Era Baru Demokrasi: KPU Hormati Putusan MK Pisahkan Pemilu Nasional dan Lokal untuk 2029
Jakarta – Perubahan signifikan dalam sistem Pemilu Indonesia akan segera terwujud. Mahkamah Konstitusi (MK) telah mengeluarkan putusan penting, Nomor 135/PUU-XXII/2024, yang secara tegas memisahkan penyelenggaraan pemilu nasional dan lokal. Keputusan historis ini dipastikan akan mengakhiri model “Pemilu 5 kotak” yang dikenal selama ini, mulai dari Pemilu 2029.

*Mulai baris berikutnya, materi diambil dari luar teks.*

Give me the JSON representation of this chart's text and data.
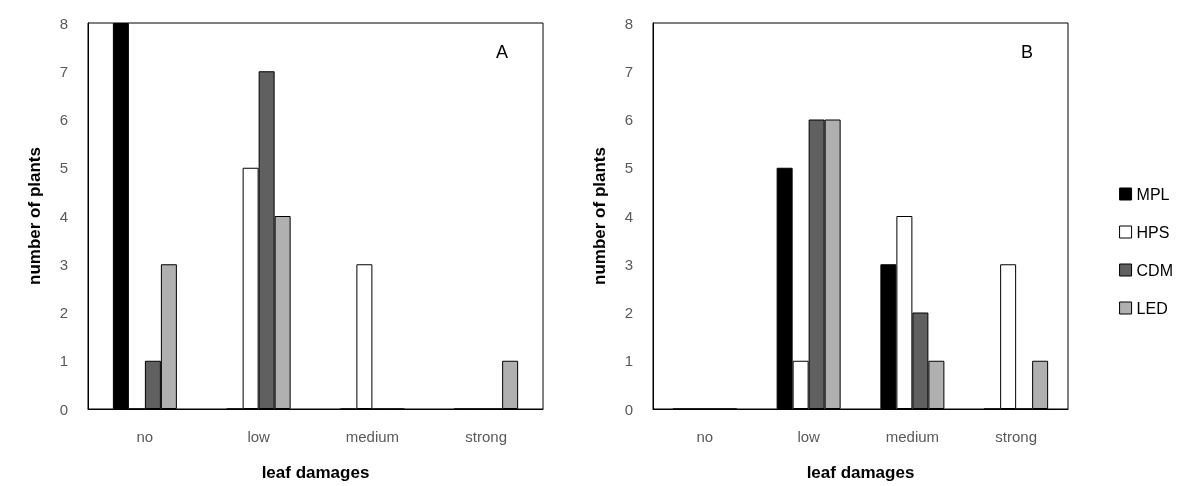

Menyikapi putusan tersebut, Komisi Pemilihan Umum (KPU) menyatakan penghormatan penuh. Ketua KPU, Mochammad Afifuddin, menegaskan komitmen lembaganya untuk mempelajari secara detail implikasi dari putusan ini. “Kami menghormati putusan MK dan akan pelajari secara detail putusan MK tersebut,” ujar Afifuddin dalam keterangannya di Jakarta pada Jumat, 27 Juni 2025.
Menurut tafsir MK, pemilu nasional mencakup pemilihan anggota Dewan Perwakilan Rakyat (DPR), Dewan Perwakilan Daerah (DPD), serta pasangan presiden dan wakil presiden. Sementara itu, pemilu lokal akan meliputi pemilihan anggota Dewan Perwakilan Rakyat Daerah (DPRD) provinsi, kabupaten, atau kota, serta pemilihan kepala dan wakil kepala daerah (pilkada). Dengan pemisahan ini, kompleksitas “Pemilu 5 kotak” yang kerap menimbulkan kerumitan bagi pemilih dan penyelenggara dipastikan tidak lagi berlaku untuk Pemilu 2029 mendatang.
Afifuddin sendiri mengakui bahwa penyelenggaraan pemilu dan pilkada secara serentak sebelumnya kerap merepotkan KPU. Tahapan yang beririsan dan bersamaan secara teknis memang menuntut KPU untuk bekerja ekstra. Oleh karena itu, putusan MK ini dinilai patut dipertimbangkan sebagai langkah strategis dalam menyederhanakan proses demokrasi di Tanah Air.
Putusan Mahkamah Konstitusi ini sendiri telah diketok pada Kamis, 26 Juni 2025. MK memutuskan bahwa penyelenggaraan pemilu di tingkat nasional harus dilakukan terpisah dari pemilu tingkat daerah atau lokal. Lebih lanjut, MK menetapkan bahwa pemilu lokal wajib diselenggarakan paling singkat dua tahun atau paling lama 2,5 tahun setelah pelaksanaan pemilu nasional.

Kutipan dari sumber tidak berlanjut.